LONDON (Reuters) - Novak Djokovic ensured he would end another year as world number one while adding another processional victory to a long list at the ATP World Tour Finals with his 6-2 6-2 demolition of subdued Czech Tomas Berdych on Friday.
The Serb, virtually guaranteed a semi-final berth before walking on court at the O2 Arena, made doubly sure by cruising past Berdych in little more than an hour.
He will meet Japan’s Kei Nishikori in Saturday’s first semi-final before Roger Federer plays his Swiss compatriot Stanislas Wawrinka in the evening match, following Wawrinka’s 6-3 4-6 6-3 victory over Marin Cilic on Friday.
A day after Roger Federer dropped only one game beating home favourite Andy Murray to win Group B, Djokovic was also in ruthless mood to top Group A and guarantee ending the year as world number one for the third time.

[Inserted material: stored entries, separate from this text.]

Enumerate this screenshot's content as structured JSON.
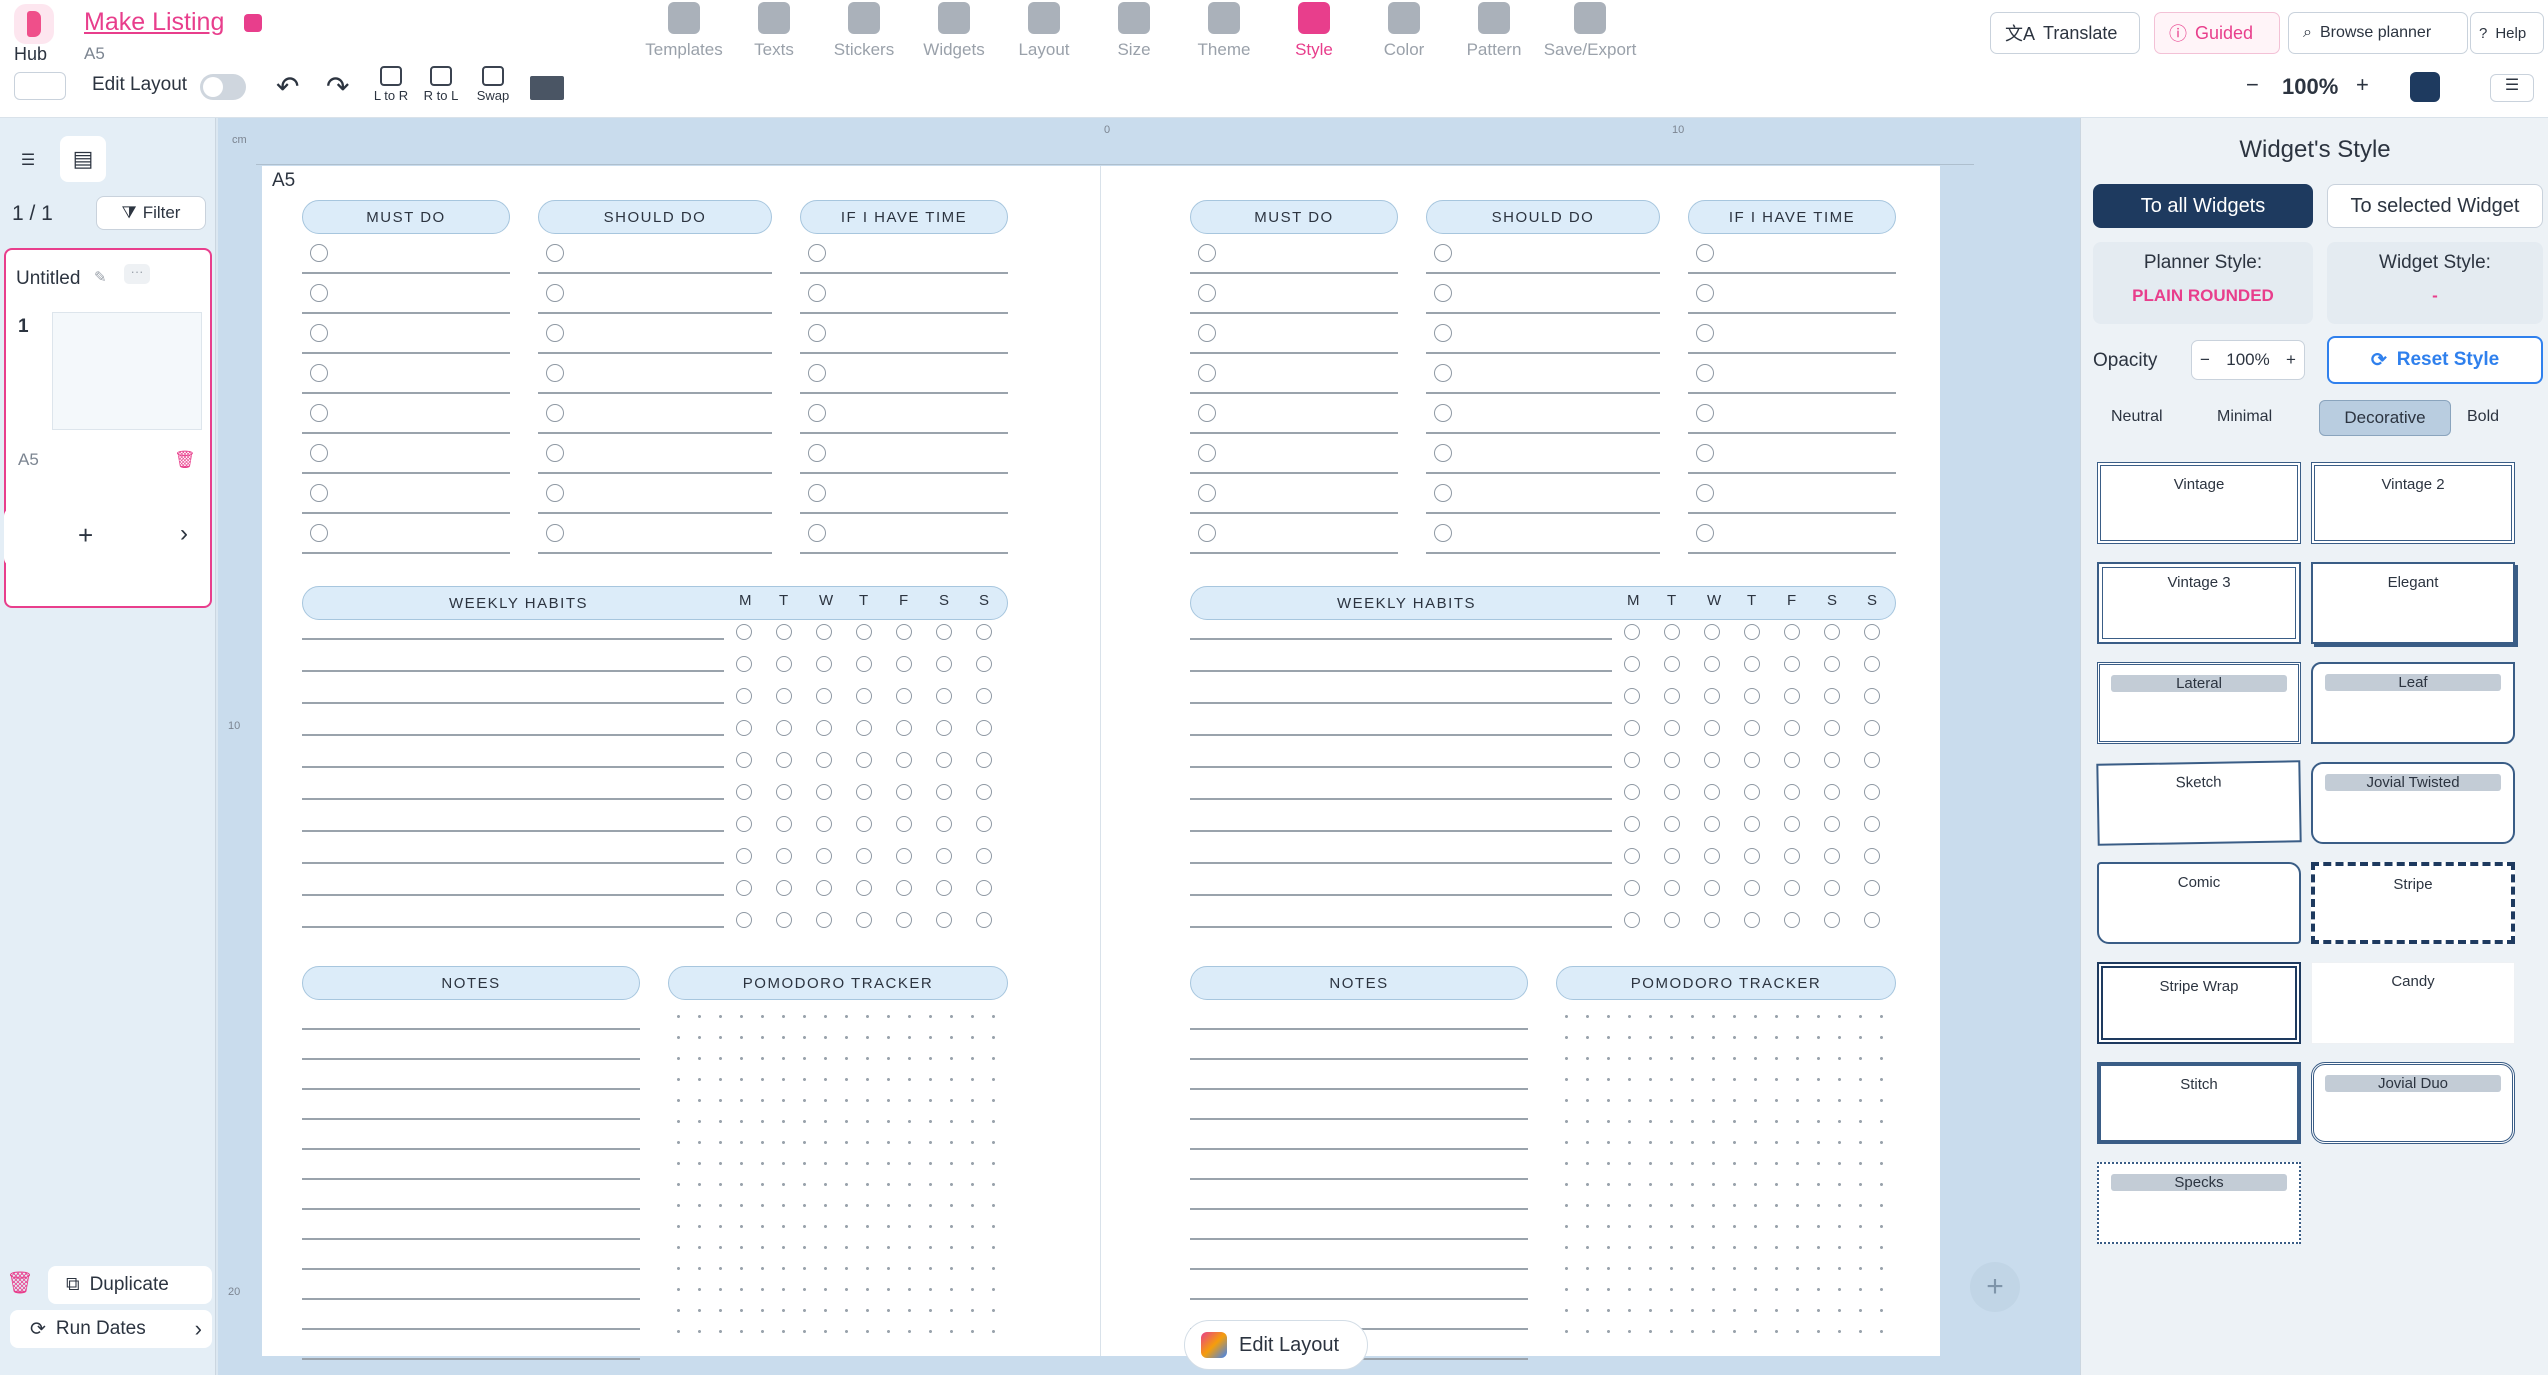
{
  "app": {
    "hub_label": "Hub",
    "title": "Make Listing",
    "page_size": "A5"
  },
  "toolbar": {
    "items": [
      {
        "label": "Templates",
        "icon": "templates-icon"
      },
      {
        "label": "Texts",
        "icon": "texts-icon"
      },
      {
        "label": "Stickers",
        "icon": "stickers-icon"
      },
      {
        "label": "Widgets",
        "icon": "widgets-icon"
      },
      {
        "label": "Layout",
        "icon": "layout-icon"
      },
      {
        "label": "Size",
        "icon": "size-icon"
      },
      {
        "label": "Theme",
        "icon": "theme-icon"
      },
      {
        "label": "Style",
        "icon": "style-icon",
        "active": true
      },
      {
        "label": "Color",
        "icon": "color-icon"
      },
      {
        "label": "Pattern",
        "icon": "pattern-icon"
      },
      {
        "label": "Save/Export",
        "icon": "save-export-icon"
      }
    ],
    "translate": "Translate",
    "guided": "Guided",
    "browse": "Browse planner",
    "help": "Help"
  },
  "subbar": {
    "edit_layout": "Edit Layout",
    "l_to_r": "L to R",
    "r_to_l": "R to L",
    "swap": "Swap",
    "zoom": "100%",
    "minus": "−",
    "plus": "+"
  },
  "left": {
    "page_count": "1 / 1",
    "filter": "Filter",
    "page_name": "Untitled",
    "page_number": "1",
    "page_size": "A5",
    "add": "+",
    "duplicate": "Duplicate",
    "run_dates": "Run Dates"
  },
  "canvas": {
    "page_label": "A5",
    "ruler_unit": "cm",
    "ruler_0": "0",
    "ruler_10": "10",
    "ruler_v10": "10",
    "ruler_v20": "20",
    "edit_layout_btn": "Edit Layout",
    "add_page": "+"
  },
  "planner": {
    "must_do": "MUST DO",
    "should_do": "SHOULD DO",
    "if_time": "IF I HAVE TIME",
    "weekly_habits": "WEEKLY HABITS",
    "days": [
      "M",
      "T",
      "W",
      "T",
      "F",
      "S",
      "S"
    ],
    "notes": "NOTES",
    "pomodoro": "POMODORO TRACKER"
  },
  "right": {
    "title": "Widget's Style",
    "to_all": "To all Widgets",
    "to_selected": "To selected Widget",
    "planner_style_label": "Planner Style:",
    "planner_style_value": "PLAIN ROUNDED",
    "widget_style_label": "Widget Style:",
    "widget_style_value": "-",
    "opacity_label": "Opacity",
    "opacity_value": "100%",
    "reset": "Reset Style",
    "filters": [
      "Neutral",
      "Minimal",
      "Decorative",
      "Bold"
    ],
    "styles": [
      "Vintage",
      "Vintage 2",
      "Vintage 3",
      "Elegant",
      "Lateral",
      "Leaf",
      "Sketch",
      "Jovial Twisted",
      "Comic",
      "Stripe",
      "Stripe Wrap",
      "Candy",
      "Stitch",
      "Jovial Duo",
      "Specks"
    ]
  },
  "colors": {
    "accent": "#e83e8c",
    "primary": "#1e3a5f",
    "header_fill": "#dcecf9"
  }
}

Seven-times grand slam champion Djokovic has now topped the closing standings for three of the last four years.
“To be able to stand next to this trophy and to have the crown for all the achievements in this 12 months, it’s very fulfilling and it’s a joy,” Djokovic said after being presented with the year-end number one trophy in front of a parade of former world number ones including his coach Boris Becker.

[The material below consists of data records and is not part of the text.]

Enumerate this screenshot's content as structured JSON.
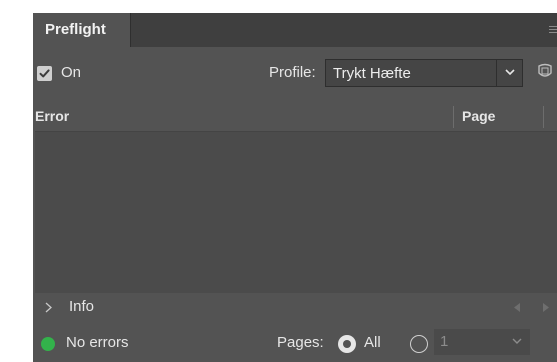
{
  "panel": {
    "tab_title": "Preflight"
  },
  "toolbar": {
    "on_checked": true,
    "on_label": "On",
    "profile_label": "Profile:",
    "profile_value": "Trykt Hæfte"
  },
  "columns": {
    "error": "Error",
    "page": "Page"
  },
  "errors": [],
  "info": {
    "label": "Info"
  },
  "status": {
    "text": "No errors",
    "color": "#33b24b",
    "pages_label": "Pages:",
    "all_label": "All",
    "all_selected": true,
    "range_value": "1"
  },
  "icons": {
    "menu": "panel-menu-icon",
    "check": "checkmark-icon",
    "dropdown": "chevron-down-icon",
    "define_profiles": "define-profiles-icon",
    "expand": "chevron-right-icon",
    "prev": "triangle-left-icon",
    "next": "triangle-right-icon"
  }
}
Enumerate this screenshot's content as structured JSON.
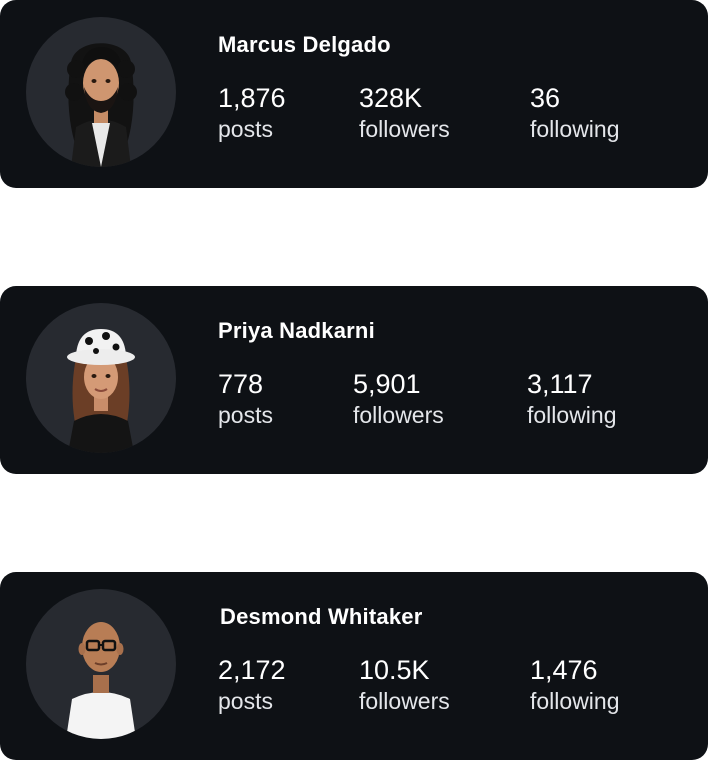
{
  "profiles": [
    {
      "name": "Marcus Delgado",
      "avatar_icon": "avatar-long-curly-hair-beard-icon",
      "stats": [
        {
          "value": "1,876",
          "label": "posts"
        },
        {
          "value": "328K",
          "label": "followers"
        },
        {
          "value": "36",
          "label": "following"
        }
      ]
    },
    {
      "name": "Priya Nadkarni",
      "avatar_icon": "avatar-bucket-hat-icon",
      "stats": [
        {
          "value": "778",
          "label": "posts"
        },
        {
          "value": "5,901",
          "label": "followers"
        },
        {
          "value": "3,117",
          "label": "following"
        }
      ]
    },
    {
      "name": "Desmond Whitaker",
      "avatar_icon": "avatar-bald-glasses-icon",
      "stats": [
        {
          "value": "2,172",
          "label": "posts"
        },
        {
          "value": "10.5K",
          "label": "followers"
        },
        {
          "value": "1,476",
          "label": "following"
        }
      ]
    }
  ],
  "colors": {
    "card_background": "#0e1115",
    "avatar_background": "#272a30",
    "text_primary": "#ffffff",
    "text_secondary": "#e4e6ea"
  }
}
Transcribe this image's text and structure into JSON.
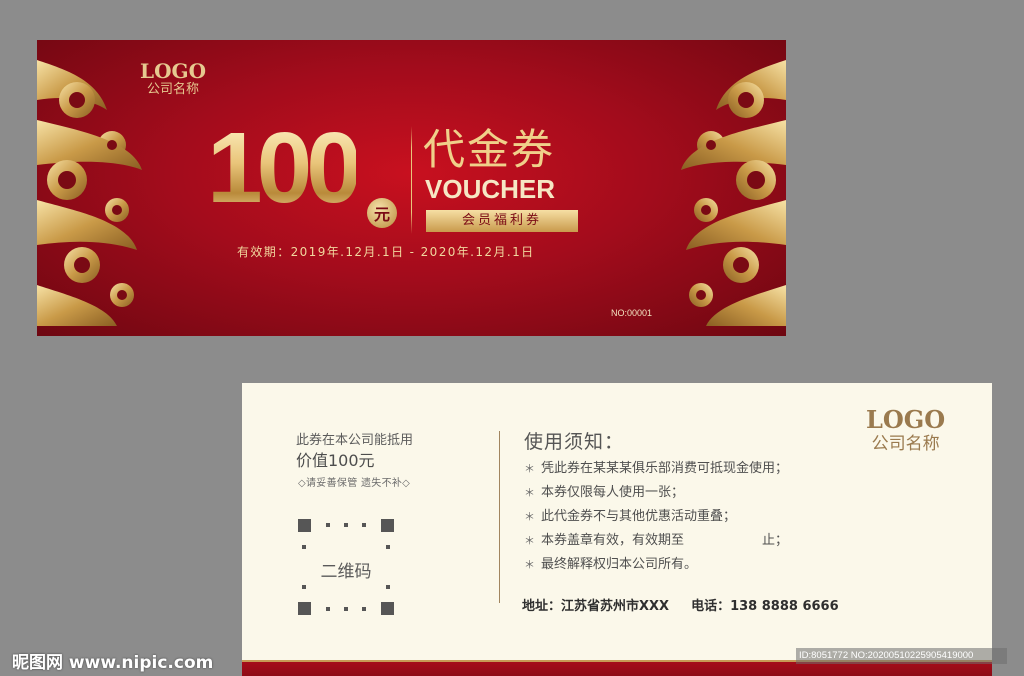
{
  "front": {
    "logo": "LOGO",
    "company": "公司名称",
    "amount": "100",
    "yuan": "元",
    "title_cn": "代金券",
    "title_en": "VOUCHER",
    "member_tag": "会员福利券",
    "validity": "有效期：2019年.12月.1日 - 2020年.12月.1日",
    "serial": "NO:00001",
    "colors": {
      "red": "#a30c1c",
      "gold": "#e9c57a"
    }
  },
  "back": {
    "logo": "LOGO",
    "company": "公司名称",
    "value_line1": "此券在本公司能抵用",
    "value_line2": "价值100元",
    "keep_note": "◇请妥善保管 遗失不补◇",
    "qr_label": "二维码",
    "rules_title": "使用须知：",
    "rules": [
      "凭此券在某某某俱乐部消费可抵现金使用；",
      "本券仅限每人使用一张；",
      "此代金券不与其他优惠活动重叠；",
      "本券盖章有效，有效期至　　　　　　止；",
      "最终解释权归本公司所有。"
    ],
    "bullet": "＊",
    "address": "地址：江苏省苏州市XXX",
    "phone": "电话：138 8888 6666",
    "colors": {
      "cream": "#fbf8ea",
      "brown": "#9a7a4e"
    }
  },
  "watermark": {
    "site": "昵图网 www.nipic.com",
    "id_text": "ID:8051772 NO:20200510225905419000"
  }
}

“The tournament is not over. I have maybe a few hours of celebration and then turning back to the semi-finals and preparing for it.”

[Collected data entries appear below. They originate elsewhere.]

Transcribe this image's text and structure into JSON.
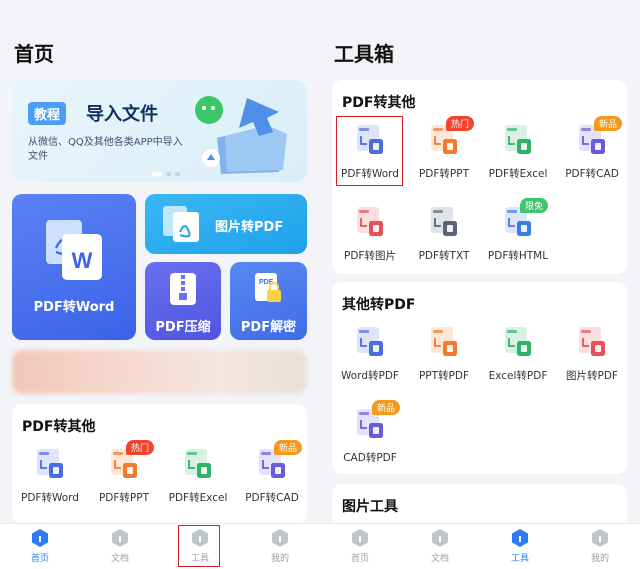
{
  "left": {
    "page_title": "首页",
    "banner": {
      "tag": "教程",
      "title": "导入文件",
      "subtitle": "从微信、QQ及其他各类APP中导入文件"
    },
    "tiles": {
      "pdf_word": "PDF转Word",
      "img_pdf": "图片转PDF",
      "pdf_zip": "PDF压缩",
      "pdf_decrypt": "PDF解密"
    },
    "section": {
      "title": "PDF转其他",
      "tools": [
        {
          "label": "PDF转Word",
          "icon": "pdf-to-word-icon",
          "color": "#4a6ee0"
        },
        {
          "label": "PDF转PPT",
          "icon": "pdf-to-ppt-icon",
          "color": "#f07a2e",
          "badge": "热门"
        },
        {
          "label": "PDF转Excel",
          "icon": "pdf-to-excel-icon",
          "color": "#2fb36b"
        },
        {
          "label": "PDF转CAD",
          "icon": "pdf-to-cad-icon",
          "color": "#6a5cd8",
          "badge": "新品"
        }
      ]
    },
    "tabbar": [
      {
        "label": "首页",
        "icon": "home-icon",
        "active": true
      },
      {
        "label": "文档",
        "icon": "folder-icon"
      },
      {
        "label": "工具",
        "icon": "toolbox-icon"
      },
      {
        "label": "我的",
        "icon": "user-icon"
      }
    ]
  },
  "right": {
    "page_title": "工具箱",
    "section1": {
      "title": "PDF转其他",
      "tools": [
        {
          "label": "PDF转Word",
          "icon": "pdf-to-word-icon",
          "color": "#4a6ee0"
        },
        {
          "label": "PDF转PPT",
          "icon": "pdf-to-ppt-icon",
          "color": "#f07a2e",
          "badge": "热门"
        },
        {
          "label": "PDF转Excel",
          "icon": "pdf-to-excel-icon",
          "color": "#2fb36b"
        },
        {
          "label": "PDF转CAD",
          "icon": "pdf-to-cad-icon",
          "color": "#6a5cd8",
          "badge": "新品"
        },
        {
          "label": "PDF转图片",
          "icon": "pdf-to-image-icon",
          "color": "#e5505a"
        },
        {
          "label": "PDF转TXT",
          "icon": "pdf-to-txt-icon",
          "color": "#5a6478"
        },
        {
          "label": "PDF转HTML",
          "icon": "pdf-to-html-icon",
          "color": "#3b7de6",
          "badge": "限免"
        }
      ]
    },
    "section2": {
      "title": "其他转PDF",
      "tools": [
        {
          "label": "Word转PDF",
          "icon": "word-to-pdf-icon",
          "color": "#4a6ee0"
        },
        {
          "label": "PPT转PDF",
          "icon": "ppt-to-pdf-icon",
          "color": "#f07a2e"
        },
        {
          "label": "Excel转PDF",
          "icon": "excel-to-pdf-icon",
          "color": "#2fb36b"
        },
        {
          "label": "图片转PDF",
          "icon": "image-to-pdf-icon",
          "color": "#e5505a"
        },
        {
          "label": "CAD转PDF",
          "icon": "cad-to-pdf-icon",
          "color": "#6a5cd8",
          "badge": "新品"
        }
      ]
    },
    "section3": {
      "title": "图片工具"
    },
    "tabbar": [
      {
        "label": "首页",
        "icon": "home-icon"
      },
      {
        "label": "文档",
        "icon": "folder-icon"
      },
      {
        "label": "工具",
        "icon": "toolbox-icon",
        "active": true
      },
      {
        "label": "我的",
        "icon": "user-icon"
      }
    ]
  }
}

Djokovic’s 30th indoor victory in succession since the ATP World Tour Finals in 2012, lined up another meeting with Nishikori after the Japanese debutant finished second in Group B.
After a series of one-sided encounters throughout the week, Berdych’s capitulation felt like no great surprise as he slipped 4-0 behind in the opening set against a man playing at a sublime level.
“I think it just shows how great he is, how well he has played during the whole season,” Berdych said of Djokovic’s confirmation as year-end number one.
Later on Friday, Wawrinka set up a meeting with Federer, his partner in the Davis Cup final for Switzerland next weekend, needing just 12 minutes to win the three games which guaranteed a semi-final place for a second year running.
Fresh from breaking Cilic’s serve to move into that 3-1 lead, Wawrinka looked sharp and in no mood to let up, taking the first set in 32 minutes. It looked odds on that an 11th encounter among the 12 round-robin matches would not go beyond two sets.
Instead, the rarity of a proper contest breaking out suddenly materialised when Wawrinka threw in an absent-minded service game at 4-5 in the second set, getting broken to love.
In the decider, Wawrinka, perhaps already thinking ahead to the Federer game, seemed even more distracted as was again immediately broken but he regrouped and broke back, reeling off four straight games to prevail after one hour 45 minutes.
By the end Australian Open champion Wawrinka was playing with some of the panache he will need to earn a rare win over Federer, who leads 14-2 in their head-to-heads, and Cilic finally capitulated with a double fault on the final point.
It was one of the better games of a tournament which has had more than its share of flat spots but the sell-out crowds will be hoping for a couple of closer semi-finals with the alluring prospect of a Djokovic-Federer final showdown on Sunday.